Gazit E, La Rocca P, Sansom M S, Shai Y
Department of Biological Chemistry, Weizmann Institute of Science, Rehovot, 76100, Israel.
Proc Natl Acad Sci U S A. 1998 Oct 13;95(21):12289-94. doi: 10.1073/pnas.95.21.12289.
The aim of this study was to elucidate the mechanism of membrane insertion and the structural organization of pores formed by Bacillus thuringiensis delta-endotoxin. We determined the relative affinities for membranes of peptides corresponding to the seven helices that compose the toxin pore-forming domain, their modes of membrane interaction, their structures within membranes, and their orientations relative to the membrane normal. In addition, we used resonance energy transfer measurements of all possible combinatorial pairs of membrane-bound helices to map the network of interactions between helices in their membrane-bound state. The interaction of the helices with the bilayer membrane was also probed by a Monte Carlo simulation protocol to determine lowest-energy orientations. Our results are consistent with a situation in which helices alpha4 and alpha5 insert into the membrane as a helical hairpin in an antiparallel manner, while the other helices lie on the membrane surface like the ribs of an umbrella (the "umbrella model"). Our results also support the suggestion that alpha7 may serve as a binding sensor to initiate the structural rearrangement of the pore-forming domain.

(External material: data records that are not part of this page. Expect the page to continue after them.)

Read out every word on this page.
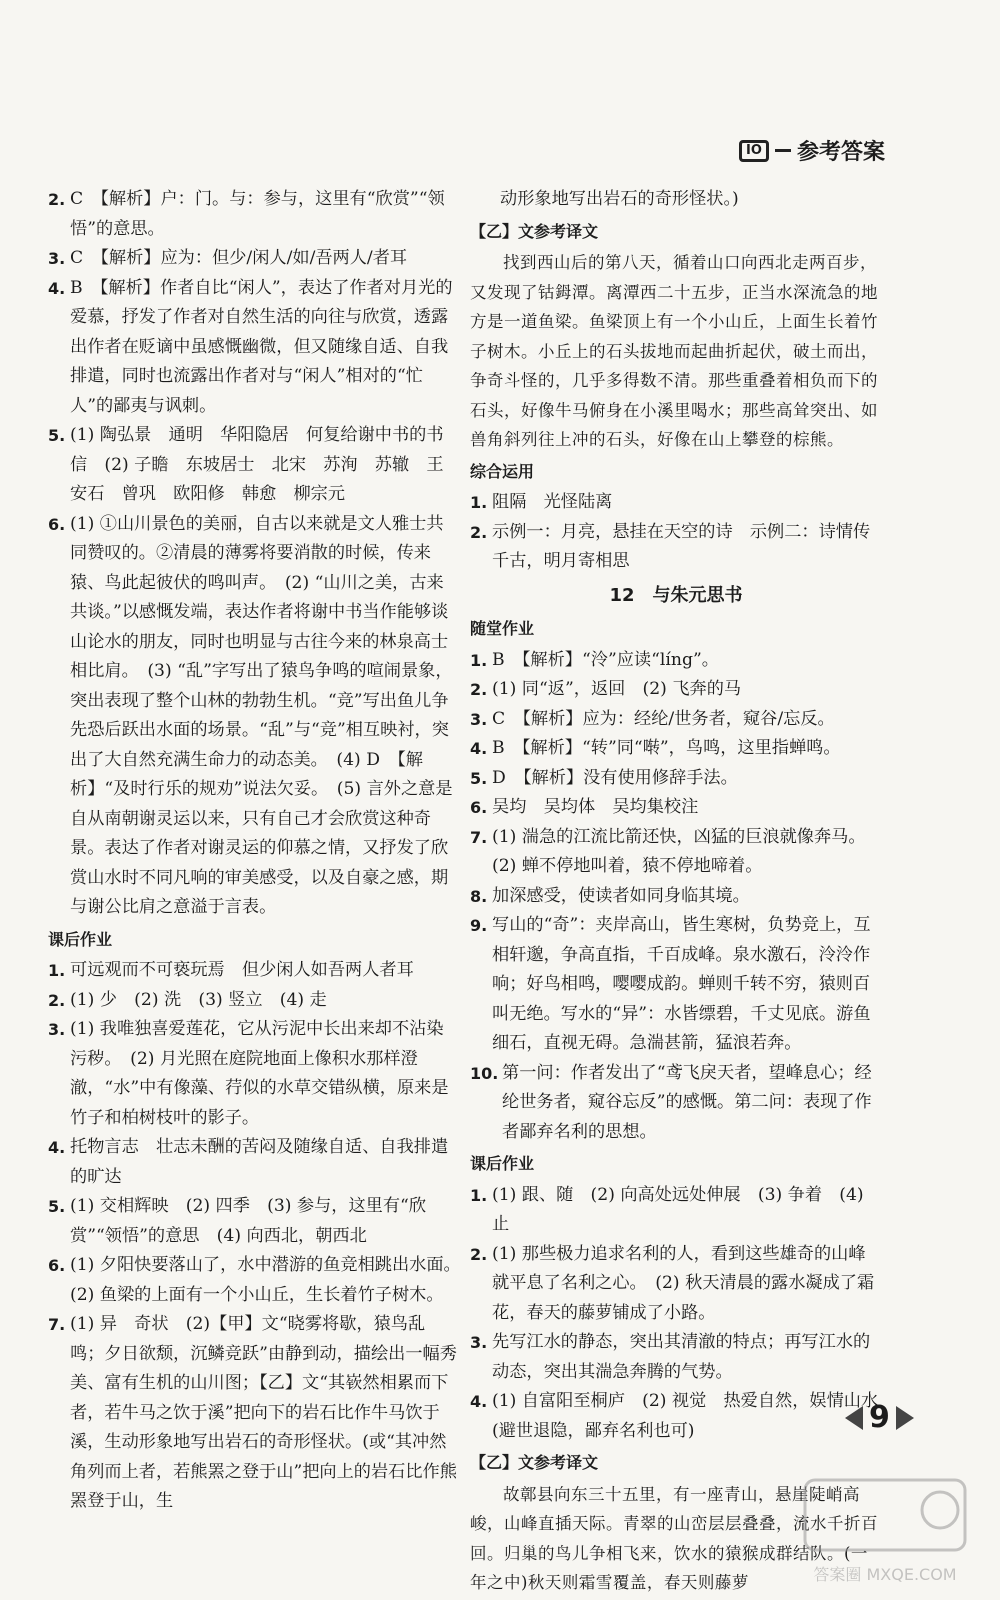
IO 参考答案
2. C　【解析】户：门。与：参与，这里有“欣赏”“领悟”的意思。
3. C　【解析】应为：但少/闲人/如/吾两人/者耳
4. B　【解析】作者自比“闲人”，表达了作者对月光的爱慕，抒发了作者对自然生活的向往与欣赏，透露出作者在贬谪中虽感慨幽微，但又随缘自适、自我排遣，同时也流露出作者对与“闲人”相对的“忙人”的鄙夷与讽刺。
5. (1) 陶弘景　通明　华阳隐居　何复给谢中书的书信　(2) 子瞻　东坡居士　北宋　苏洵　苏辙　王安石　曾巩　欧阳修　韩愈　柳宗元
6. (1) ①山川景色的美丽，自古以来就是文人雅士共同赞叹的。②清晨的薄雾将要消散的时候，传来猿、鸟此起彼伏的鸣叫声。　(2) “山川之美，古来共谈。”以感慨发端，表达作者将谢中书当作能够谈山论水的朋友，同时也明显与古往今来的林泉高士相比肩。　(3) “乱”字写出了猿鸟争鸣的喧闹景象，突出表现了整个山林的勃勃生机。“竞”写出鱼儿争先恐后跃出水面的场景。“乱”与“竞”相互映衬，突出了大自然充满生命力的动态美。　(4) D　【解析】“及时行乐的规劝”说法欠妥。　(5) 言外之意是自从南朝谢灵运以来，只有自己才会欣赏这种奇景。表达了作者对谢灵运的仰慕之情，又抒发了欣赏山水时不同凡响的审美感受，以及自豪之感，期与谢公比肩之意溢于言表。
课后作业
1. 可远观而不可亵玩焉　但少闲人如吾两人者耳
2. (1) 少　(2) 洗　(3) 竖立　(4) 走
3. (1) 我唯独喜爱莲花，它从污泥中长出来却不沾染污秽。　(2) 月光照在庭院地面上像积水那样澄澈，“水”中有像藻、荇似的水草交错纵横，原来是竹子和柏树枝叶的影子。
4. 托物言志　壮志未酬的苦闷及随缘自适、自我排遣的旷达
5. (1) 交相辉映　(2) 四季　(3) 参与，这里有“欣赏”“领悟”的意思　(4) 向西北，朝西北
6. (1) 夕阳快要落山了，水中潜游的鱼竞相跳出水面。　(2) 鱼梁的上面有一个小山丘，生长着竹子树木。
7. (1) 异　奇状　(2)【甲】文“晓雾将歇，猿鸟乱鸣；夕日欲颓，沉鳞竞跃”由静到动，描绘出一幅秀美、富有生机的山川图；【乙】文“其嵚然相累而下者，若牛马之饮于溪”把向下的岩石比作牛马饮于溪，生动形象地写出岩石的奇形怪状。(或“其冲然角列而上者，若熊罴之登于山”把向上的岩石比作熊罴登于山，生
动形象地写出岩石的奇形怪状。)
【乙】文参考译文
找到西山后的第八天，循着山口向西北走两百步，又发现了钴鉧潭。离潭西二十五步，正当水深流急的地方是一道鱼梁。鱼梁顶上有一个小山丘，上面生长着竹子树木。小丘上的石头拔地而起曲折起伏，破土而出，争奇斗怪的，几乎多得数不清。那些重叠着相负而下的石头，好像牛马俯身在小溪里喝水；那些高耸突出、如兽角斜列往上冲的石头，好像在山上攀登的棕熊。
综合运用
1. 阻隔　光怪陆离
2. 示例一：月亮，悬挂在天空的诗　示例二：诗情传千古，明月寄相思
12　与朱元思书
随堂作业
1. B　【解析】“泠”应读“líng”。
2. (1) 同“返”，返回　(2) 飞奔的马
3. C　【解析】应为：经纶/世务者，窥谷/忘反。
4. B　【解析】“转”同“啭”，鸟鸣，这里指蝉鸣。
5. D　【解析】没有使用修辞手法。
6. 吴均　吴均体　吴均集校注
7. (1) 湍急的江流比箭还快，凶猛的巨浪就像奔马。　(2) 蝉不停地叫着，猿不停地啼着。
8. 加深感受，使读者如同身临其境。
9. 写山的“奇”：夹岸高山，皆生寒树，负势竞上，互相轩邈，争高直指，千百成峰。泉水激石，泠泠作响；好鸟相鸣，嘤嘤成韵。蝉则千转不穷，猿则百叫无绝。写水的“异”：水皆缥碧，千丈见底。游鱼细石，直视无碍。急湍甚箭，猛浪若奔。
10. 第一问：作者发出了“鸢飞戾天者，望峰息心；经纶世务者，窥谷忘反”的感慨。第二问：表现了作者鄙弃名利的思想。
课后作业
1. (1) 跟、随　(2) 向高处远处伸展　(3) 争着　(4) 止
2. (1) 那些极力追求名利的人，看到这些雄奇的山峰就平息了名利之心。　(2) 秋天清晨的露水凝成了霜花，春天的藤萝铺成了小路。
3. 先写江水的静态，突出其清澈的特点；再写江水的动态，突出其湍急奔腾的气势。
4. (1) 自富阳至桐庐　(2) 视觉　热爱自然，娱情山水(避世退隐，鄙弃名利也可)
【乙】文参考译文
故鄣县向东三十五里，有一座青山，悬崖陡峭高峻，山峰直插天际。青翠的山峦层层叠叠，流水千折百回。归巢的鸟儿争相飞来，饮水的猿猴成群结队。(一年之中)秋天则霜雪覆盖，春天则藤萝
9
答案圈 MXQE.COM
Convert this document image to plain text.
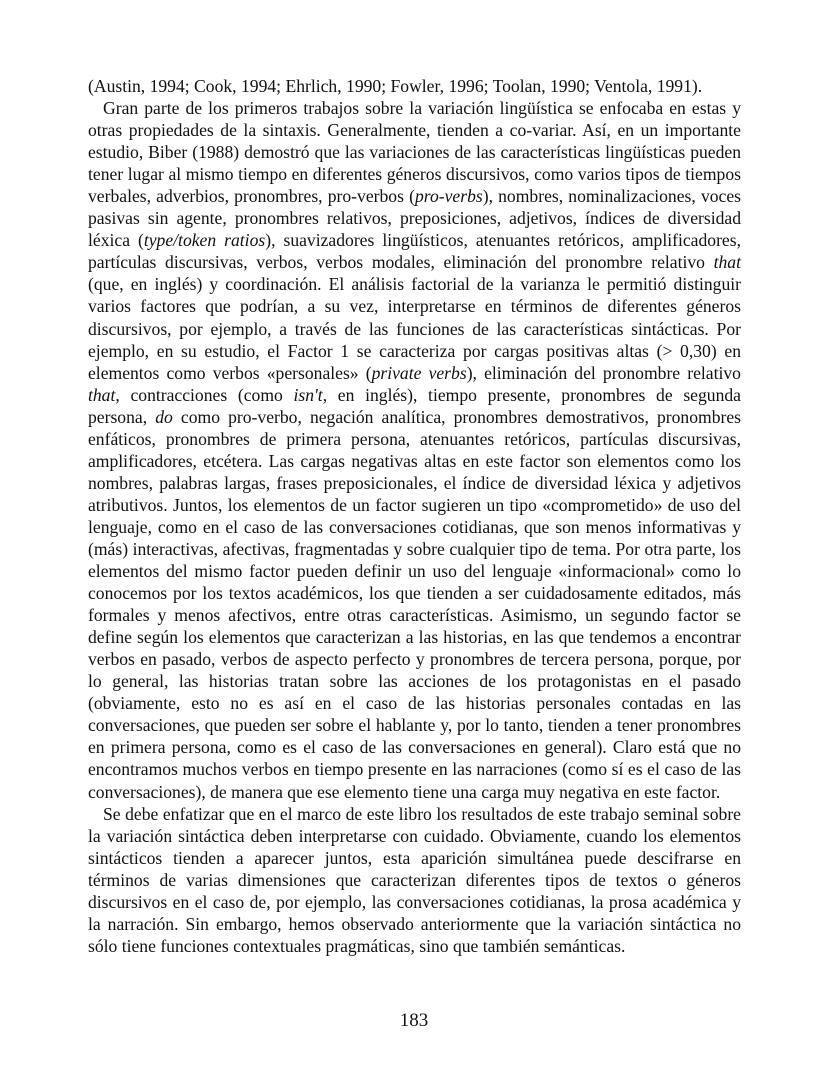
(Austin, 1994; Cook, 1994; Ehrlich, 1990; Fowler, 1996; Toolan, 1990; Ventola, 1991).

Gran parte de los primeros trabajos sobre la variación lingüística se enfocaba en estas y otras propiedades de la sintaxis. Generalmente, tienden a co-variar. Así, en un importante estudio, Biber (1988) demostró que las variaciones de las características lingüísticas pueden tener lugar al mismo tiempo en diferentes géneros discursivos, como varios tipos de tiempos verbales, adverbios, pronombres, pro-verbos (pro-verbs), nombres, nominalizaciones, voces pasivas sin agente, pronombres relativos, preposiciones, adjetivos, índices de diversidad léxica (type/token ratios), suavizadores lingüísticos, atenuantes retóricos, amplificadores, partículas discursivas, verbos, verbos modales, eliminación del pronombre relativo that (que, en inglés) y coordinación. El análisis factorial de la varianza le permitió distinguir varios factores que podrían, a su vez, interpretarse en términos de diferentes géneros discursivos, por ejemplo, a través de las funciones de las características sintácticas. Por ejemplo, en su estudio, el Factor 1 se caracteriza por cargas positivas altas (> 0,30) en elementos como verbos «personales» (private verbs), eliminación del pronombre relativo that, contracciones (como isn't, en inglés), tiempo presente, pronombres de segunda persona, do como pro-verbo, negación analítica, pronombres demostrativos, pronombres enfáticos, pronombres de primera persona, atenuantes retóricos, partículas discursivas, amplificadores, etcétera. Las cargas negativas altas en este factor son elementos como los nombres, palabras largas, frases preposicionales, el índice de diversidad léxica y adjetivos atributivos. Juntos, los elementos de un factor sugieren un tipo «comprometido» de uso del lenguaje, como en el caso de las conversaciones cotidianas, que son menos informativas y (más) interactivas, afectivas, fragmentadas y sobre cualquier tipo de tema. Por otra parte, los elementos del mismo factor pueden definir un uso del lenguaje «informacional» como lo conocemos por los textos académicos, los que tienden a ser cuidadosamente editados, más formales y menos afectivos, entre otras características. Asimismo, un segundo factor se define según los elementos que caracterizan a las historias, en las que tendemos a encontrar verbos en pasado, verbos de aspecto perfecto y pronombres de tercera persona, porque, por lo general, las historias tratan sobre las acciones de los protagonistas en el pasado (obviamente, esto no es así en el caso de las historias personales contadas en las conversaciones, que pueden ser sobre el hablante y, por lo tanto, tienden a tener pronombres en primera persona, como es el caso de las conversaciones en general). Claro está que no encontramos muchos verbos en tiempo presente en las narraciones (como sí es el caso de las conversaciones), de manera que ese elemento tiene una carga muy negativa en este factor.

Se debe enfatizar que en el marco de este libro los resultados de este trabajo seminal sobre la variación sintáctica deben interpretarse con cuidado. Obviamente, cuando los elementos sintácticos tienden a aparecer juntos, esta aparición simultánea puede descifrarse en términos de varias dimensiones que caracterizan diferentes tipos de textos o géneros discursivos en el caso de, por ejemplo, las conversaciones cotidianas, la prosa académica y la narración. Sin embargo, hemos observado anteriormente que la variación sintáctica no sólo tiene funciones contextuales pragmáticas, sino que también semánticas.

183
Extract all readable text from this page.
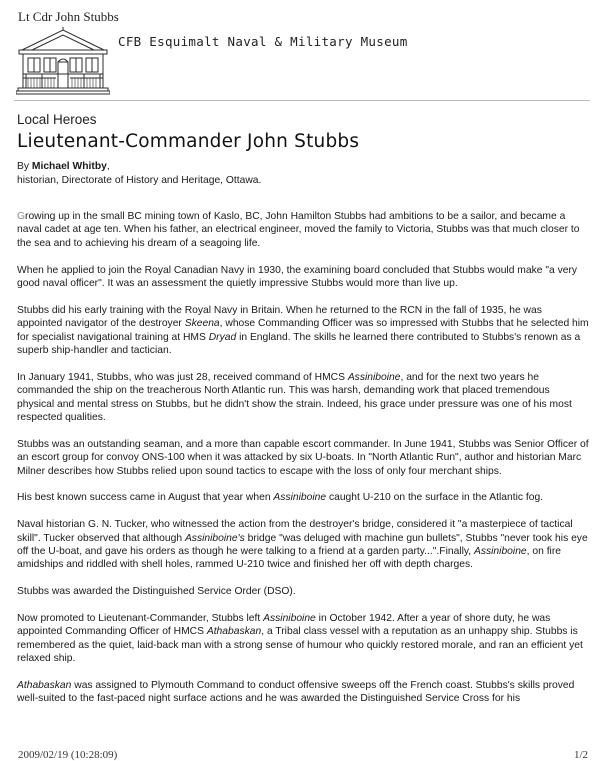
Lt Cdr John Stubbs
CFB Esquimalt Naval & Military Museum
Local Heroes
Lieutenant-Commander John Stubbs
By Michael Whitby,
historian, Directorate of History and Heritage, Ottawa.

Growing up in the small BC mining town of Kaslo, BC, John Hamilton Stubbs had ambitions to be a sailor, and became a naval cadet at age ten. When his father, an electrical engineer, moved the family to Victoria, Stubbs was that much closer to the sea and to achieving his dream of a seagoing life.

When he applied to join the Royal Canadian Navy in 1930, the examining board concluded that Stubbs would make "a very good naval officer". It was an assessment the quietly impressive Stubbs would more than live up.

Stubbs did his early training with the Royal Navy in Britain. When he returned to the RCN in the fall of 1935, he was appointed navigator of the destroyer Skeena, whose Commanding Officer was so impressed with Stubbs that he selected him for specialist navigational training at HMS Dryad in England. The skills he learned there contributed to Stubbs's renown as a superb ship-handler and tactician.

In January 1941, Stubbs, who was just 28, received command of HMCS Assiniboine, and for the next two years he commanded the ship on the treacherous North Atlantic run. This was harsh, demanding work that placed tremendous physical and mental stress on Stubbs, but he didn't show the strain. Indeed, his grace under pressure was one of his most respected qualities.

Stubbs was an outstanding seaman, and a more than capable escort commander. In June 1941, Stubbs was Senior Officer of an escort group for convoy ONS-100 when it was attacked by six U-boats. In "North Atlantic Run", author and historian Marc Milner describes how Stubbs relied upon sound tactics to escape with the loss of only four merchant ships.

His best known success came in August that year when Assiniboine caught U-210 on the surface in the Atlantic fog.

Naval historian G. N. Tucker, who witnessed the action from the destroyer's bridge, considered it "a masterpiece of tactical skill". Tucker observed that although Assiniboine's bridge "was deluged with machine gun bullets", Stubbs "never took his eye off the U-boat, and gave his orders as though he were talking to a friend at a garden party...".Finally, Assiniboine, on fire amidships and riddled with shell holes, rammed U-210 twice and finished her off with depth charges.

Stubbs was awarded the Distinguished Service Order (DSO).

Now promoted to Lieutenant-Commander, Stubbs left Assiniboine in October 1942. After a year of shore duty, he was appointed Commanding Officer of HMCS Athabaskan, a Tribal class vessel with a reputation as an unhappy ship. Stubbs is remembered as the quiet, laid-back man with a strong sense of humour who quickly restored morale, and ran an efficient yet relaxed ship.

Athabaskan was assigned to Plymouth Command to conduct offensive sweeps off the French coast. Stubbs's skills proved well-suited to the fast-paced night surface actions and he was awarded the Distinguished Service Cross for his

2009/02/19 (10:28:09)	1/2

本研究的目的是阐明苏云金芽孢杆菌δ-内毒素形成的孔的膜插入机制及其结构组织。我们确定了与构成毒素孔形成结构域的七个螺旋相对应的肽对膜的相对亲和力、它们与膜相互作用的模式、它们在膜内的结构以及它们相对于膜法线的方向。此外,我们使用了对膜结合螺旋的所有可能组合对的共振能量转移测量来绘制处于膜结合状态的螺旋之间的相互作用网络。还通过蒙特卡罗模拟协议探测了螺旋与双层膜的相互作用,以确定最低能量取向。我们的结果与以下情况一致:α4和α5螺旋以反平行方式作为螺旋发夹插入膜中,而其他螺旋像伞的肋骨一样位于膜表面(“伞模型”)。我们的结果还支持α7可能作为结合传感器来启动孔形成结构域的结构重排这一观点。